3 February 2022
A concerted effort to refurbish 150km of exclusion fencing combined with a consistent wild dog baiting program has enabled the nation’s largest sheep station to turn the corner in profitability.
Rawlinna Station, owned by Jumbuck Pastoral, covers 1,011,714 ha and once ran 65,000 Merino sheep protected by a 400km exclusion fence originally erected in the 1960s.
The fence fell into disrepair over the past decade, resulting in incursions of hundreds of wild dogs taking an enormous financial and livestock toll on the station, prompting current manager Jimmy Wood to develop a plan of staged refurbishment and best practice monitoring and baiting.
In 2019, drought and wild dog predation had resulted in lamb marking percentages falling to an unviable 3 per cent and 50,000 sheep shorn.
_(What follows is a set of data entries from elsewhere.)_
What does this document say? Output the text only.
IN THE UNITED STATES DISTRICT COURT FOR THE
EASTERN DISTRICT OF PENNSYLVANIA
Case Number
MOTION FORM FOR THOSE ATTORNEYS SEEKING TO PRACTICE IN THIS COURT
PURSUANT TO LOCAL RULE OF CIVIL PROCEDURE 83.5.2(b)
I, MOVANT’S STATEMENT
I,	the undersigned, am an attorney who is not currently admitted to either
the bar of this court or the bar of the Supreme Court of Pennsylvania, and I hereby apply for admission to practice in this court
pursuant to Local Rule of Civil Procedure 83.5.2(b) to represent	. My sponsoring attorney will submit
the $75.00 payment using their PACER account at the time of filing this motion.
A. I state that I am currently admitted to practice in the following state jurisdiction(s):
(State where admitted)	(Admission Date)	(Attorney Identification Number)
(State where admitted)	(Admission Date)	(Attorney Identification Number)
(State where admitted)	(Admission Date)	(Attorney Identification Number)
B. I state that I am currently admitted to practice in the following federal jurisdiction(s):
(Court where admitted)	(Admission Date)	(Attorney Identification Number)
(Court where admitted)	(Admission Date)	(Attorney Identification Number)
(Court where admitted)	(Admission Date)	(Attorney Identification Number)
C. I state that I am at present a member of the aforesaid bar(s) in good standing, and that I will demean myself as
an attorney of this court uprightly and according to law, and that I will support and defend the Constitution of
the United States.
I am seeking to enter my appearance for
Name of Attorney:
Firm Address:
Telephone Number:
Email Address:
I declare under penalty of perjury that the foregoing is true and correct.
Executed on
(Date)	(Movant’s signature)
In 2020, Rawlinna was down to shearing 26,500 head with Mr Wood estimating 10,000 ewes and lambs valued at $1.5 million lost to predation.
“That definitely put us in the red and was probably one of the biggest losses in a flock anywhere in Australia,” he said.
“In the last three years we have accounted for 120 wild dogs (confirmed kills) inside the netting plus an unknown number controlled by baiting.”
With lessons learnt on consistent fence maintenance, Rawlinna embarked on a fencing project in 2020 worth more than $1 million to refurbish 150km of the existing 400km dog fence enclosing the station.
To top it off, Jimmy plans to complete another 20km of lapping this year on the eastern boundary.
He grew up on Rawlinna, saying wild dog numbers were low in the 1990s but exploded in the past decade.
“In 2018, dog sightings within the station were common and lambings were down to 55 per cent despite coming off the back of a decade of good years and a record start to the season,” he said.
“In June 2020 staff walked the eastern and western netting (110km each side) plus 90km of the southern netting and found 60 large holes and 120 smaller holes. You might as well have left the gates open.”
A 1.5m high prefabricated fence was clipped on this existing 90km of dog fence originally built in the 1960s.
Fencing contractor Doug Brown and his team took eight months to complete the project.
Simultaneously, 25km of prefabricated black poly coated lapping was laid on the southern dog fence (600mm high chicken wire) along with a major fortification of the south-western and south-eastern corners to counteract kangaroo pressure.
Another 35km of hinge joint mesh was used as a lapping to replace the bottom 500mm of the existing dog fence.
In 2021, Rawlinna shore 30,117 sheep for an 860-bale clip with lamb marking almost double of 2020 at 75.9 per cent or 11,778 lambs.
“Getting the wild dogs out has been the single biggest thing that has made Rawlinna viable again,” Jimmy said.
“We are a long way from being a powerhouse, but I will shear 40,000 sheep this year which is a step up from the 30,000 I shore last year, and it will only go up from there.
“In 2020 we were flat out cutting 3kg a sheep but in 2021 fleece weights had doubled to 6.5kg.”
Jimmy said the mismothering, stress on the sheep and bite marks had almost disappeared.
“If you have a station the scale of Rawlinna and the infrastructure, the only way you can do it is with a wild dog-free environment.
“We have had a few incursions since we sealed up but have fortified those and are working through the weakest parts of the existing fence.”
Rawlinna maintains a baiting presence inside and outside the fence and has camera traps to detect wild dog activity.
National Wild Dog Management Coordinator Greg Mifsud said without proper fence maintenance the impacts of wild dogs on sheep production would be ongoing.
“With the expansion of exclusion fencing for vertebrate pest control across the country, the experiences from Rawlinna demonstrate that becoming complacent with fence maintenance and wild dog control outside of fences impacts can come back to bite you even harder than before,” Mr Mifsud said.
“Exclusion fencing requires considerable ongoing management to prevent incursions of wild dogs and other pests, and providing ongoing support for coordinated management programs for wild dogs outside of fenced areas is essential to keep wild dog numbers down if there is a break in the fence.”